Scars may become particularly painful and sensitive if they are hypertrophic. Scars are described as hypertrophic if they are red and raised. This type of scar responds well to regular injections of steroids directly into the scar. The injections are administered in clinic every 6 weeks until the scar responds.
Pre and Post-op Management
Anaesthetic: Patients undergoing scar revision surgery usually require a regional block (e.g. axillary or spinal anaesthetic) or a general anaesthetic. You can discuss your specific requirements with our anaesthetists before surgery.
Length of stay: Depending on the amount of tissue that needs to be excised, you may be able to have your surgery as a daycase procedure or have an overnight stay before going home.
Pain control: Pain levels after surgery vary from one individual to the next. In general, pain levels after this type of surgery are usually relatively low and can be managed with simple opiates (e.g. codeine or tramadol) taken orally for a few days. Discuss your specific requirements with your anaesthetist before discharge.
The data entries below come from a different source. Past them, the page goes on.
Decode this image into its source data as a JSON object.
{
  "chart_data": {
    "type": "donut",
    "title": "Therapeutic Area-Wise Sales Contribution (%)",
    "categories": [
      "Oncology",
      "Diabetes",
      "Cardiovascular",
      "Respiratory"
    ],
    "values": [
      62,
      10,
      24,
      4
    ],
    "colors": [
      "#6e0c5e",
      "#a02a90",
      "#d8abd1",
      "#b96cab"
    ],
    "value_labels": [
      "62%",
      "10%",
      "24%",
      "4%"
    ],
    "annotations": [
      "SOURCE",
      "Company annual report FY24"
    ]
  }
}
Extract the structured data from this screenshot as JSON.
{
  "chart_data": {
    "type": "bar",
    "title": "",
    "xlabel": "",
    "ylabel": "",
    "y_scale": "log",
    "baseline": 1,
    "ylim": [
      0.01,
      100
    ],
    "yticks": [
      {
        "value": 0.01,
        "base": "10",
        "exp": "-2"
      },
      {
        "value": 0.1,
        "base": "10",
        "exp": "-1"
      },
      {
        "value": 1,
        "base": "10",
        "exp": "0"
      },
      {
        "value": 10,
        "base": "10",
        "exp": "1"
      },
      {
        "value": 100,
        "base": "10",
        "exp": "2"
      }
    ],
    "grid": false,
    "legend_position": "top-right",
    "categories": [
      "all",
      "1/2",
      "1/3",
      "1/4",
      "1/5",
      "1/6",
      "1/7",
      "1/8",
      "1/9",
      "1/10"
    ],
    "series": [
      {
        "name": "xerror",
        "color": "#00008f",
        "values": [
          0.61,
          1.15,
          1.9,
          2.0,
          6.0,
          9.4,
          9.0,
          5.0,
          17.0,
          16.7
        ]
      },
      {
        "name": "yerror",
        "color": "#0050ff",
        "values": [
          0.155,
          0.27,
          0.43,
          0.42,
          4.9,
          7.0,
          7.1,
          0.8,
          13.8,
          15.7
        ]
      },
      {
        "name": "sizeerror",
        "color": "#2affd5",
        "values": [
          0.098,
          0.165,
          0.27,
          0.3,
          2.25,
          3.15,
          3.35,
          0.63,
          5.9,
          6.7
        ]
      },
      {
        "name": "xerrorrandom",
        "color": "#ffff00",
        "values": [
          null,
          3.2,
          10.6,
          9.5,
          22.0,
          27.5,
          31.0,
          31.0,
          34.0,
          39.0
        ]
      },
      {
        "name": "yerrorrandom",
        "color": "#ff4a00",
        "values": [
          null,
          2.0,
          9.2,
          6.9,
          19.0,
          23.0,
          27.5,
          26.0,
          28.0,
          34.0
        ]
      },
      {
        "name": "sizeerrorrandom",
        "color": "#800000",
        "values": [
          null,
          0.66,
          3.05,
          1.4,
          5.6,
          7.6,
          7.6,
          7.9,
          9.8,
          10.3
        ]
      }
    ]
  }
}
Wound care: Wound care after this type of surgery is usually simple. You can shower immediately but not soak your wounds in a bath for 2 -3 weeks. Running water is fine. If you do shower, your dressings will get wet and will probably come off. Do not worry. We will supply you with adhesive dressings to replace them. Pat your wound dry with clean tissue paper and leave your wound exposed to the air for 15-30 minutes. Then apply a new adhesive dressing.
Rehabilitation: Although you do not need any specific rehabilitation exercises after this type of soft-tissue surgery, the shape of your residual limb will of course change, both temporarily and in the long-term. It is likely that you will be unable to use your standard socket immediately after surgery both to avoid problems with your new wound and because your residual limb will be swollen. Once your wounds have healed and any swelling has settled, you will need to have a new socket fitted to your residual limb.